When contemplating the utility of “Big Data”, many small and medium sized business owners perceive the processing of perhaps millions of data points to drive different strategies to be a lot like drinking water from a fire hose. For many SMB owners, all the talk about how Big Data can revolutionize initiatives across the full scope of a business is very reminiscent of how CRM software was marketed in its early stages; that processing a bunch of data points would reveal exactly what customers want.
Admittedly, Big Data has made some headlines, including statistician Nate Silver’s use of massive numbers of data points to accurately predict the Presidential and Congressional races in 2012. While the impressive accuracy of Mr. Silver’s predictions put himself and Big Data in the spotlight, he was quick to acknowledge that processing massive amounts of data to anticipate future events/actions was not an end-all solution and that it was subject to a variety of limitations including the proliferation of meaningless and/or inaccurate data and that some things are simply not predictable due to statistical anomalies.
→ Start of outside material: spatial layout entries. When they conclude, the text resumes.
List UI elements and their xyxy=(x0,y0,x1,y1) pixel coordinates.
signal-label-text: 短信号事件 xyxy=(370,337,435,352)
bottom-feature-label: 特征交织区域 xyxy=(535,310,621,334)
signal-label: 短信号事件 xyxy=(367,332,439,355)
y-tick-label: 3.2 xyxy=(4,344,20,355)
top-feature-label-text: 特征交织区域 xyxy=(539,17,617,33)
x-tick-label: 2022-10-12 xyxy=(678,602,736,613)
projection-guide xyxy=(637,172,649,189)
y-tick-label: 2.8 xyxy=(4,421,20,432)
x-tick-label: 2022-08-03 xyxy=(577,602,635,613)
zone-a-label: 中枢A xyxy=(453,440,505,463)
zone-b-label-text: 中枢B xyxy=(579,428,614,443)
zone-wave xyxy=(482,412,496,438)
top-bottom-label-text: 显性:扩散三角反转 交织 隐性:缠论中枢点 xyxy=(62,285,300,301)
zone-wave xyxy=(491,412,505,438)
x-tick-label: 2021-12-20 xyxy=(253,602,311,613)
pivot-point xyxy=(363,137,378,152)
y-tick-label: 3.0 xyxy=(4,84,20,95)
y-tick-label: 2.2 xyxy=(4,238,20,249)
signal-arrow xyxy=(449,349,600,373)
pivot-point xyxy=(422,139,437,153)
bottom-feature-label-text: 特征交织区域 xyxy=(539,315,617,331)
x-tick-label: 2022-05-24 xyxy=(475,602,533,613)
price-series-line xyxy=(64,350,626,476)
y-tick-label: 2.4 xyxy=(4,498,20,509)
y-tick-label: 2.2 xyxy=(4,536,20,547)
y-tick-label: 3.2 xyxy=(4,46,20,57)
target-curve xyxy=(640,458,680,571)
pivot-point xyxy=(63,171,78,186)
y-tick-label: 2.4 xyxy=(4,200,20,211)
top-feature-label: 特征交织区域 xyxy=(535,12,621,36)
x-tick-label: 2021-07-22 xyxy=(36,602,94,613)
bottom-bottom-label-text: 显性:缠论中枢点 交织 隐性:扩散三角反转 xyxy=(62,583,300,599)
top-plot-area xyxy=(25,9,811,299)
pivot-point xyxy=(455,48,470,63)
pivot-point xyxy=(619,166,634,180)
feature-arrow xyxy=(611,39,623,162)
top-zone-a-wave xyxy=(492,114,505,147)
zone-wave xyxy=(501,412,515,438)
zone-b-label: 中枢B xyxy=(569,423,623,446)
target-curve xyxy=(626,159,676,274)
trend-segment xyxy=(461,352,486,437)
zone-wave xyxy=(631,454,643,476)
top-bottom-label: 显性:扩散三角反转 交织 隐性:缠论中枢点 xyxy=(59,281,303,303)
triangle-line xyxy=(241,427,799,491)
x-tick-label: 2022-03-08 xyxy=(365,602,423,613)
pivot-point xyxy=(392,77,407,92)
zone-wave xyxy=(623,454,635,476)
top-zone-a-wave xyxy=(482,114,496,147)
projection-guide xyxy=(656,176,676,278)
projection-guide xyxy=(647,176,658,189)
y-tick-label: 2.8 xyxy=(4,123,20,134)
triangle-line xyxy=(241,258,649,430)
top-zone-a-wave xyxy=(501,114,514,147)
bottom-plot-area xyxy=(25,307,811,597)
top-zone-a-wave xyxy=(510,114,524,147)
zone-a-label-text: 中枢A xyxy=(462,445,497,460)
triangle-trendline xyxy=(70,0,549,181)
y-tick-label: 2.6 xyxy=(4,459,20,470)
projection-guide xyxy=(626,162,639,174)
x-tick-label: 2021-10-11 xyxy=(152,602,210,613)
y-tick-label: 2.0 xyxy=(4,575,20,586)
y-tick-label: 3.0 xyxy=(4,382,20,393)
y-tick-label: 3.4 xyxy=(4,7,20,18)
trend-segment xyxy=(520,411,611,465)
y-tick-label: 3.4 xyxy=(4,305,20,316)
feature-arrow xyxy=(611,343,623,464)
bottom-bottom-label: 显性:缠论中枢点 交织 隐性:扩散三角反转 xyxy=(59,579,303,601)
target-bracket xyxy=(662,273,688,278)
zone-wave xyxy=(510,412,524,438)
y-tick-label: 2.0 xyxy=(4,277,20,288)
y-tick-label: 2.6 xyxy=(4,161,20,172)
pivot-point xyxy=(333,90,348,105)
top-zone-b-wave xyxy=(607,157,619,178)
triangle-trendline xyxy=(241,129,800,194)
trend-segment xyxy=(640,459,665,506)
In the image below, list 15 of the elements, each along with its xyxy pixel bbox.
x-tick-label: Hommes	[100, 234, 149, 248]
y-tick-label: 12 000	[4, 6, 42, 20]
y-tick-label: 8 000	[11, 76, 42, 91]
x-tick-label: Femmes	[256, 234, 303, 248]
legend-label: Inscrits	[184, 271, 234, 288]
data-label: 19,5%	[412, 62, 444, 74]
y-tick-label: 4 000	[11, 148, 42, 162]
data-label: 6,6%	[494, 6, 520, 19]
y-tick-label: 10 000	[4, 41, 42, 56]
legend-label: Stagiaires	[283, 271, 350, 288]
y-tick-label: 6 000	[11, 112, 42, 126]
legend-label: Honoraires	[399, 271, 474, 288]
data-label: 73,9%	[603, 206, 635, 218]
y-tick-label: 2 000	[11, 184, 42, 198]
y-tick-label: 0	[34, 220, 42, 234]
Cast in this light, SMBs trying to get a handle on the signals being sent in the form of Big Data are unlikely to find competitive advantages there and are compounding the problem by ignoring something far more valuable; relevant data. This migration away from Big Data carries a bit of irony in that one of the best resources for collecting relevant data, especially for smaller companies, is the customer-specific information that can be derived from a targeted CRM program. The focus on customer-specific information accomplishes three things that can increase the accuracy of resulting assumptions:
- The data has a high likelihood of being accurate – Tracking the interactions between a customer and the company doesn’t lend itself to a lot of interpretation. In these situations, the signals provided by the customer such as purchases, for example, are both highly specific and accurate.
- Direct application – Information that applies directly to the customer avoids the inaccuracies that can occur when one set of data points is used to hypothesize an outcome on an unrelated subject.
- The absence of noisy data – The collection of relevant data eliminates ancillary information that can corrupt accurate intelligence.
SMBs will gain far more value and traction by leaving the processing of Big Data to others. Instead, by focusing on relevant data that applies directly to customers, preferences, and actions the results of company initiatives can be forecasted with high accuracy.